In statistics, the degrees of freedom (DF) indicate the number of independent values that can vary in an analysis without breaking any constraints. It is an important idea that appears in many contexts throughout statistics including hypothesis tests, probability distributions, and regression analysis. Learn how this fundamental concept affects the power and precision of your statistical analysis!
In this blog post, I bring this concept to life in an intuitive manner. I’ll start by defining degrees of freedom. However, I’ll quickly move on to practical examples in a variety of contexts because they make this concept easier to understand.
Definition of Degrees of Freedom
Degrees of freedom are the number of independent values that a statistical analysis can estimate. You can also think of it as the number of values that are free to vary as you estimate parameters. I know, it’s starting to sound a bit murky!
Degrees of freedom encompasses the notion that the amount of independent information you have limits the number of parameters that you can estimate. Typically, the degrees of freedom equal your sample size minus the number of parameters you need to calculate during an analysis. It is usually a positive whole number.
Degrees of freedom is a combination of how much data you have and how many parameters you need to estimate. It indicates how much independent information goes into a parameter estimate. In this vein, it’s easy to see that you want a lot of information to go into parameter estimates to obtain more precise estimates and more powerful hypothesis tests. So, you want many degrees of freedom!
Independent Information and Constraints on Values
The definitions talk about independent information. You might think this refers to the sample size, but it’s a little more complicated than that. To understand why, we need talk about the freedom to vary. The best way to illustrate this concept is with an example.
The mean is 6.9, and it is based on 10 values. So, we know that the values must sum to 69 based on the equation for the mean.
Using simple algebra (64 + X = 69), we know that X must equal 5.
Estimating Parameters Imposes Constraints on the Data
As you can see, that last number has no freedom to vary. It is not an independent piece of information because it cannot be any other value. Estimating the parameter, the mean in this case, imposes a constraint on the freedom to vary. The last value and the mean are entirely dependent on each other. Consequently, after estimating the mean, we have only 9 independent pieces of information even though our sample size is 10.
That’s the basic idea for degrees of freedom in statistics. In a general sense, DF are the number of observations in a sample that are free to vary while estimating statistical parameters. You can also think of it as the amount of independent data that you can use to estimate a parameter.
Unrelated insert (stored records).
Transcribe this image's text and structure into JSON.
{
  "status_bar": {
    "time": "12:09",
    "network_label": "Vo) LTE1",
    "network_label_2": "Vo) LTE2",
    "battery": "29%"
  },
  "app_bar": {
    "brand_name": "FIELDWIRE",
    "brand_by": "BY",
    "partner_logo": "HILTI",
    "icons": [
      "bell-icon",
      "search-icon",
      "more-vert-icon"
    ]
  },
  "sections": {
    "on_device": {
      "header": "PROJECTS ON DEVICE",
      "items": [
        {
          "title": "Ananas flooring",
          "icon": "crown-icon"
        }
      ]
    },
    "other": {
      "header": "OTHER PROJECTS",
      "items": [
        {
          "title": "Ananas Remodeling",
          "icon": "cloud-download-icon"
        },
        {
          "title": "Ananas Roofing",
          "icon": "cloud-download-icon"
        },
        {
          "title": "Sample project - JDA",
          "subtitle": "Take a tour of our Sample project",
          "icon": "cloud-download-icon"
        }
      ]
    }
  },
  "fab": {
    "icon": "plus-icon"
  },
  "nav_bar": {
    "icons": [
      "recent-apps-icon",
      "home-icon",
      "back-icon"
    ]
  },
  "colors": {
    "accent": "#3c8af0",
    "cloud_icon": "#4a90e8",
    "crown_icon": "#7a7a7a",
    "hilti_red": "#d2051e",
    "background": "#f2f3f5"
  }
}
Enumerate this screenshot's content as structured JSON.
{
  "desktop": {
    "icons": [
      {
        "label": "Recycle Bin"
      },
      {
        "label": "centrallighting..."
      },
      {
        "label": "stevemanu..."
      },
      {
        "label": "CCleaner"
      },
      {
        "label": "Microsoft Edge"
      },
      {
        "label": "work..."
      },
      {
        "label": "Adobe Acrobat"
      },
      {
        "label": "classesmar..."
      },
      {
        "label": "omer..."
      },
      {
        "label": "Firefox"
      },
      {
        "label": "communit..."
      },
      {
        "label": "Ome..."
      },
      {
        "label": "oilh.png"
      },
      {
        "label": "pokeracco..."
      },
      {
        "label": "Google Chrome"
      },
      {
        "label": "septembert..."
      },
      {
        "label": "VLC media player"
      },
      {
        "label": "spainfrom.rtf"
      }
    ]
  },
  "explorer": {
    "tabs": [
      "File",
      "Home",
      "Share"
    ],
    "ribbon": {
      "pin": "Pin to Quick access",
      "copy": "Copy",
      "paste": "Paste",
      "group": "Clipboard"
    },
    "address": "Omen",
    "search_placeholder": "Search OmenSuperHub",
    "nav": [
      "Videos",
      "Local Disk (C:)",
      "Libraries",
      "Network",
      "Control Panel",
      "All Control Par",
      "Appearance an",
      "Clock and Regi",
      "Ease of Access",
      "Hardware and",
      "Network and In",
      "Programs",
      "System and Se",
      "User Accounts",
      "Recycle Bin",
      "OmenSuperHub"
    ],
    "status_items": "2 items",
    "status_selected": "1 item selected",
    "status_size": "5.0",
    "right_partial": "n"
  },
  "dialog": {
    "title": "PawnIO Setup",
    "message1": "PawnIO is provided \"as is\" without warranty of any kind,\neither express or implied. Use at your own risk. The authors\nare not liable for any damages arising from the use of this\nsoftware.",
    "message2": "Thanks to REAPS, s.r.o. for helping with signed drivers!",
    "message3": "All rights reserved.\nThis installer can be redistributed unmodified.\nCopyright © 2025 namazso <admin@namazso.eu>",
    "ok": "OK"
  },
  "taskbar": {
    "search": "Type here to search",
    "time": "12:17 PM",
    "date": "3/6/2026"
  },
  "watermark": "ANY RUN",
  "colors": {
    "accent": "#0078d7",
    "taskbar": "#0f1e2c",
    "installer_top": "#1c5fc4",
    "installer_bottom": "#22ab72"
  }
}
Degrees of Freedom and Probability Distributions
Degrees of freedom also define the probability distributions for the test statistics of various hypothesis tests. For example, hypothesis tests use the t-distribution, F-distribution, and the chi-square distribution to determine statistical significance. Each of these probability distributions is a family of distributions where the degrees of freedom define the shape. Hypothesis tests use these distributions to calculate p-values. So, the DF are directly linked to p-values through these distributions!
Next, let’s look at how these distributions work for several hypothesis tests.
Degrees of Freedom for t-Tests and the t-Distribution
T-tests are hypothesis tests for the mean and use the t-distribution to determine statistical significance.
A 1-sample t-test determines whether the difference between the sample mean and the null hypothesis value is statistically significant. Let’s go back to our example of the mean above. We know that when you have a sample and estimate the mean, you have n – 1 degrees of freedom, where n is the sample size. Consequently, for a 1-sample t-test, the degrees of freedom is n – 1.
The DF define the shape of the t-distribution that your t-test uses to calculate the p-value. The graph below shows the t-distribution for several different degrees of freedom. Because the degrees of freedom are so closely related to sample size, you can see the effect of sample size. As the degrees of freedom decreases, the t-distribution has thicker tails. This property allows for the greater uncertainty associated with small sample sizes.
To dig into t-tests, read my post about How t-Tests Work. I show how the different t-tests calculate t-values and use t-distributions to calculate p-values.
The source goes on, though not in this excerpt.